Splitting a ripe fig was what DH Lawrence compared to parting the labia of a sexually aroused woman. So maybe cunnilingus was the first sin? Anyway, Lilith (Adam's OTHER first wife) didn't approve of the missionary position and so she flew off to become a stealer of newborn babies' souls (what we now know as Perinatal Medicine - it is inborn errors of metabolism and ductal-dependent anomalies of the heart that are more usually the stealers of souls) and a light of the New Age Feminist Movement.

Unknown said...

I view the "tree of knowledge" as gaining the ability to reason, to judge and the ability to reject God, which they did not have prior to partaking of the delicious fruit. Again, back to the dog soiling the rug, what does it know? It might know that it will get swatted with a rolled up newspaper but it does not make a value judgement from that. In other words it does not know "good" from "evil". Those are labels we apply that, prior to that fructose experience, didn't exist. It might choose to not drown the ants on the carpet simply to avoid getting smacked. Or it might just let it rip and live with the consequence. It does not, however, equate not pissing on the rug as "good" and pissing on the rug as "bad".

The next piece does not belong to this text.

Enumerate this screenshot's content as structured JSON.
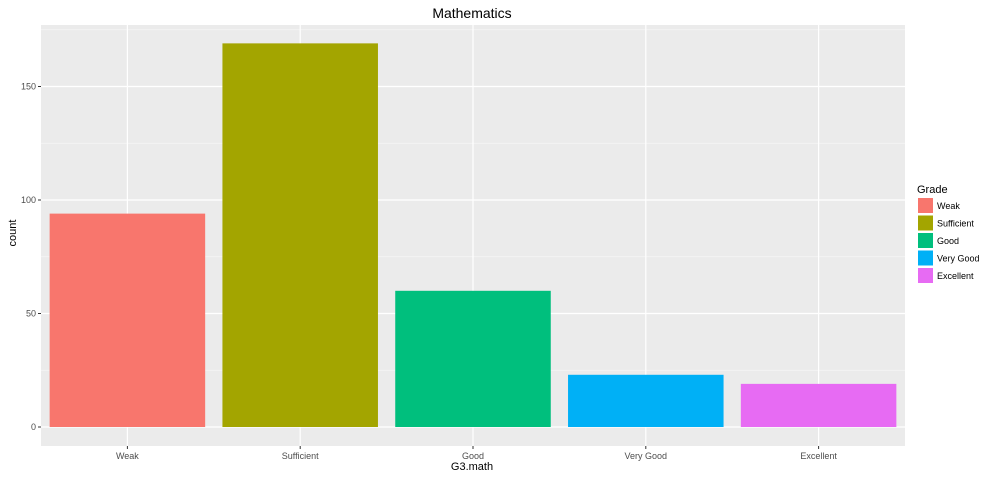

In terms of Adam and Eve you're attaching "good" and "bad" labels post-fall where they didn't yet exist.

Of course, since we are taught that God is all knowing and all seeing then God surely knew that A&E were going to listen to the snake and he did nothing to stop them. If we accept that God is all knowing, etc. then God knew that A&E were going to listen to the snake and is therefore complicit in the creation of "original sin" the same as God was complicit with Pilot and the pharisees for Christ's crucifixion.

Of course, we can have none of that but if we don't then God is neither all seeing or all knowing. Which begs the question of just how much God really knows.

Isn't religion fun? Okay, it's more fun if you've been drinking (which I have not).

expat@large said...
This comment has been removed by the author.
expat@large said...

Jay: You say "I believe" - that is what this snippet of argument is there for, to challenge your own deadly inbuilt prejudices of thought. Because your argument is entirely familiar to me: what you say is exactly what we were taught in school and/or in church.

'I' think your argument suffers because it sounds to me like the justifications we got in school rather than the deflation of an impartial logical syllogism. Others of course may agree with you.

IMHO you're seeing it more as it was no doubt intended, as part of a parable that attempts explains why we're continually in the shit. We must've done something wrong on some occasion... How could THAT have happened? Along come da olde timey religion to explain... (as they all do...)

Looking beyond that, or before that, if you extract the argument out of context, in merely almost syllogistic simplicity, it appears to me and the guy who wrote that statement, that G is judging subjects A & E on stuff A & E could only have known about or decided upon after information F was available.

Of course, I don't believe ANY of this stuff, from God on down. A non-believer or a person coming from outside Christian thought would immediately see that the story, as a logical sequence of events, seems to have a fatal flaw.

Your point on God not seeming to be aware of it all, think of God as the ignorant cuckold (she's my chick, I made her!), is spot on the money though and yet ANOTHER flaw in the fable.